Arlet Aviation, LLC v. Puerto Rico Ports Authority – No. 16-17-17
FAA Docket No:
FAA Docket No. 16-17-17
Author:
Kevin C. Willis, Director, Office of Airport Compliance and Management Analysis
Complainant(s):
Arlet Aviation, LLCRespondent(s):
Puerto Rico Ports AuthorityAirport(s):
Fernando Ribas Dominicci Airport (Isla Grande Airport) Jose Aponte de la Torre Airport (Ceiba)
Holding:
Complaint dismissed.Abstract:
Complainant alleged that the Ports Authority violated Grant Assurance 22(c) and (d), Economic Nondiscrimination, by allowing Million Air San Juan Corp. (“Million Air”) to operate without a valid and current lease. More specifically, the Complainant claimed that Million Air occupied a hangar and exercised commercial privileges at the Isla Grande airport without a contract or authorization. The Complainant further claimed that the Ports Authority allowed Million Air the commercial privilege to supply and distribute aviation fuel to two other airports owned by the Ports Authority. Finally, the Complainant alleged that this commercial privilege has since been transferred to the Ceiba airport—again without the benefit of an agreement, permit, or contract. (After the complaint was filed, the Ports Authority and Million Air entered into an agreement allowing Million Air to lease property and provide services (directly and through providers) at both Ceiba and the Isla Grande airports.)

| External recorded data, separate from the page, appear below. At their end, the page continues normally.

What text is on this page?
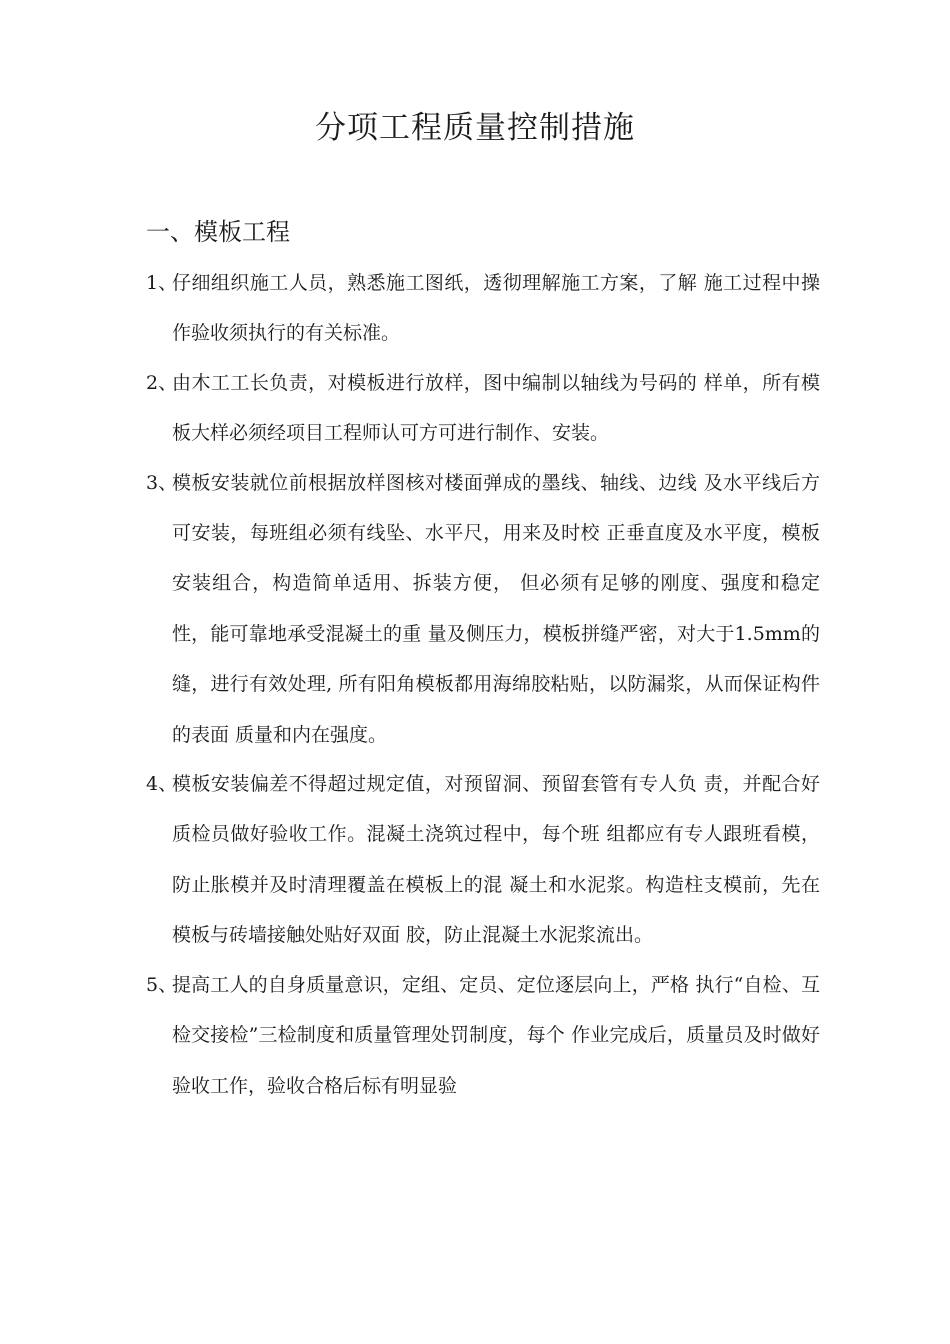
分项工程质量控制措施
一、模板工程

1、
仔细组织施工人员，熟悉施工图纸，透彻理解施工方案，了解 施工过程中操作验收须执行的有关标准。

2、
由木工工长负责，对模板进行放样，图中编制以轴线为号码的 样单，所有模板大样必须经项目工程师认可方可进行制作、安装。

3、
模板安装就位前根据放样图核对楼面弹成的墨线、轴线、边线 及水平线后方可安装，每班组必须有线坠、水平尺，用来及时校 正垂直度及水平度，模板安装组合，构造简单适用、拆装方便， 但必须有足够的刚度、强度和稳定性，能可靠地承受混凝土的重 量及侧压力，模板拼缝严密，对大于1.5mm的缝，进行有效处理, 所有阳角模板都用海绵胶粘贴，以防漏浆，从而保证构件的表面 质量和内在强度。

4、
模板安装偏差不得超过规定值，对预留洞、预留套管有专人负 责，并配合好质检员做好验收工作。混凝土浇筑过程中，每个班 组都应有专人跟班看模，防止胀模并及时清理覆盖在模板上的混 凝土和水泥浆。构造柱支模前，先在模板与砖墙接触处贴好双面 胶，防止混凝土水泥浆流出。

5、
提高工人的自身质量意识，定组、定员、定位逐层向上，严格 执行“自检、互检交接检”三检制度和质量管理处罚制度，每个 作业完成后，质量员及时做好验收工作，验收合格后标有明显验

The Ports Authority moved to dismiss, asserting that the Complainant lacked standing to bring the complaint and was not compliant with the FAA’s requirement of good faith pre-filing negotiations to avoid such a complaint. In the alternative, the Respondent claimed that the complaint should be dismissed as moot. The Complainant opposed the motion to dismiss and requested leave to file an amended complaint stating that the Ports Authority’s new agreement with Million Air provided illegal subsidies and did not collect sufficient rents from Million Air, violating the requirements of Grant Assurance 25, Airport Revenues.
The Director found that the Complainant lacked standing under 14 C.F.R. § 16.23(a) because it failed to state or show how it was directly and substantially affected by the Port Authority’s alleged noncompliance with Grant Assurance 22. (Order, p. 7.) For example, “In its Complaint, Arlet fails to show how it is similarly situated to Million Air (the two new FBOs operate at different airports) or that it requested and was denied similar treatment to operate without a contract or a fuel permit.” (Order, p. 7.)

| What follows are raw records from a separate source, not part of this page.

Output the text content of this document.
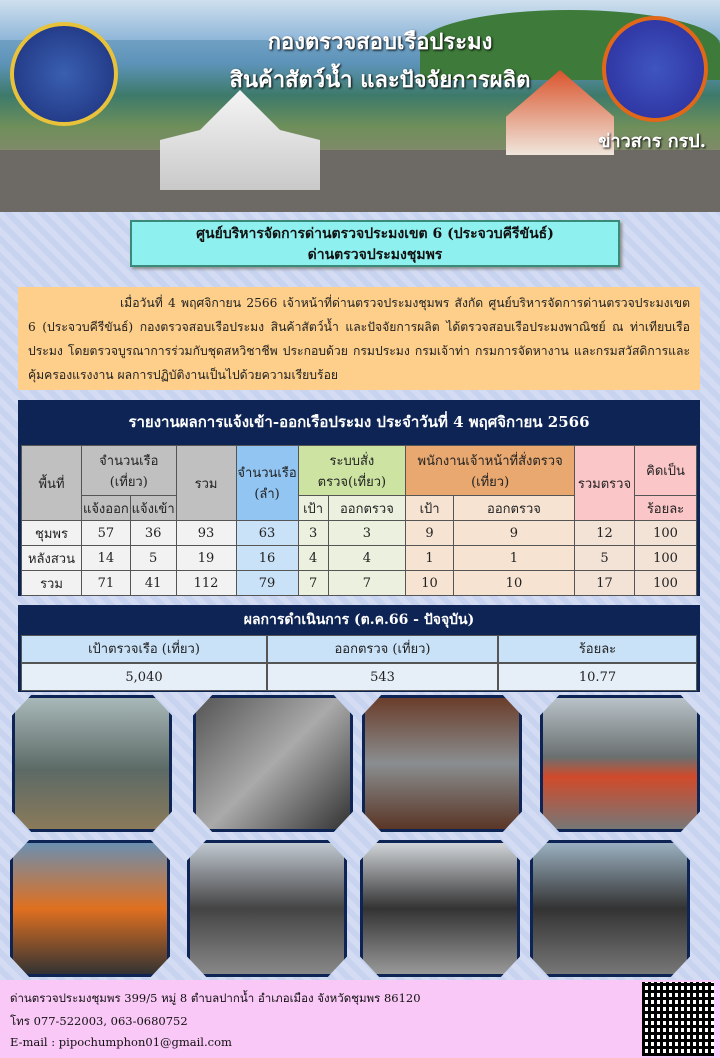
กองตรวจสอบเรือประมง
สินค้าสัตว์น้ำ และปัจจัยการผลิต
ข่าวสาร กรป.
ศูนย์บริหารจัดการด่านตรวจประมงเขต 6 (ประจวบคีรีขันธ์)
ด่านตรวจประมงชุมพร
เมื่อวันที่ 4 พฤศจิกายน 2566 เจ้าหน้าที่ด่านตรวจประมงชุมพร สังกัด ศูนย์บริหารจัดการด่านตรวจประมงเขต 6 (ประจวบคีรีขันธ์) กองตรวจสอบเรือประมง สินค้าสัตว์น้ำ และปัจจัยการผลิต ได้ตรวจสอบเรือประมงพาณิชย์ ณ ท่าเทียบเรือประมง โดยตรวจบูรณาการร่วมกับชุดสหวิชาชีพ ประกอบด้วย กรมประมง กรมเจ้าท่า กรมการจัดหางาน และกรมสวัสดิการและคุ้มครองแรงงาน ผลการปฏิบัติงานเป็นไปด้วยความเรียบร้อย
รายงานผลการแจ้งเข้า-ออกเรือประมง ประจำวันที่ 4 พฤศจิกายน 2566
พื้นที่	จำนวนเรือ (เที่ยว)		รวม	จำนวนเรือ (ลำ)	ระบบสั่งตรวจ(เที่ยว)		พนักงานเจ้าหน้าที่สั่งตรวจ (เที่ยว)		รวมตรวจ	คิดเป็น
	แจ้งออก	แจ้งเข้า			เป้า	ออกตรวจ	เป้า	ออกตรวจ		ร้อยละ
ชุมพร	57	36	93	63	3	3	9	9	12	100
หลังสวน	14	5	19	16	4	4	1	1	5	100
รวม	71	41	112	79	7	7	10	10	17	100
ผลการดำเนินการ (ต.ค.66 - ปัจจุบัน)
เป้าตรวจเรือ (เที่ยว)	ออกตรวจ (เที่ยว)	ร้อยละ
5,040	543	10.77
ด่านตรวจประมงชุมพร 399/5 หมู่ 8 ตำบลปากน้ำ อำเภอเมือง จังหวัดชุมพร 86120
โทร 077-522003, 063-0680752
E-mail : pipochumphon01@gmail.com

Next, the Director noted that, “[t]he FAA may conclude past noncompliance issues are moot as a result of an airport sponsor correcting a wrong … Therefore, even assuming the absence of a contract or agreement between the Ports Authority and Million Air was discriminatory and constituted a violation of Grant Assurance 22, it has been mooted by the new agreement. The Director finds the dispute is now moot with respect to those claims.” (Order, p. 8.)
Finally, the Director denied the Complainant’s motion for leave to amend its complaint. “The new claims raised in the proffered amended complaint are so factually different and legally distinct from the original complaint that it completely changes the nature of the complaint. Prior to seeking leave to amend its complaint, Arlet alleged that the absence of a contract between the Ports Authority and Million Air was discriminatory because Arlet was required to operate under a contract. Now that the Ports Authority and Million Air have a contract, Arlet seeks to allege that subsidies and free rent place Million Air in a position of economic superiority, and the Ports Authority is not receiving the airport revenues it should. (Order, p. 9.) “The Director finds the amended complaint amounts to the commencement of anew proceeding and does not relate back so as to avoid the regulatory provision of 14 C.F.R. § 16.21. Accordingly, the new claims in the amended complaint must satisfy the pre-complaint resolution requirements of 14 C.F.R. § 16.21. They do not.” (Order, p. 9.)